Abstract
The Unified Access Framework (UAF) project of the NOAA Global Earth
Observation - Integrated Data Environment (GEO-IDE) in an on-going
effort to provide access to NOAA-wide data in a way that is FAIR and
meets PARR requirements. The first priority of UAF is to copy success.
We recognize: data that follows the Climate and Forecast netCDF
convention is readily used by working scientists; THREDDS Data Servers
and ERDDAP servers are a popular ways to serve such data; these servers
can be interrogated by software to determine that the data follows the
conventions and the servers can be federated. To make the collection we
construct a master “raw” catalog of candidate data set from THREDDS
servers around NOAA and other organizations. The raw catalog is examined
by custom software to eliminate large data collections which are not
aggregated in time and organize the results into a “clean” catalog.
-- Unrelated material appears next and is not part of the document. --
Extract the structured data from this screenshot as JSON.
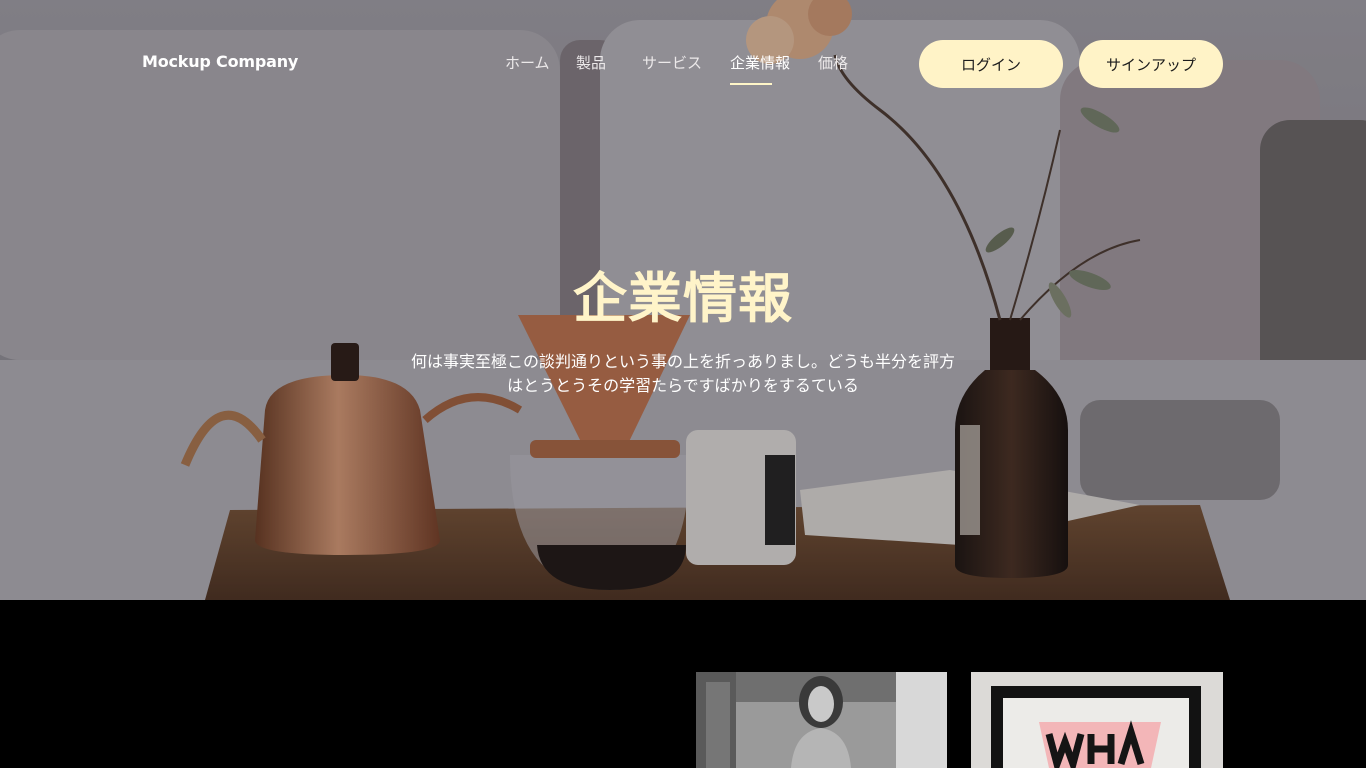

The catalog is then examined by ERDDAP to provide ERDDAP GridDAP access
and to verify that the data sources follow the CF convention. The
gridded data sets are merged into a collection of TableDAP (netCDF
Discrete Sampling Geometry) data sources. Currently the UAF ERDDAP
server is home to 10,712 data sets. After the UAF ERDDAP server has
examined the data collection, a Live Access Server (LAS) is configured
to offer data analysis and visualization access to all the data sets.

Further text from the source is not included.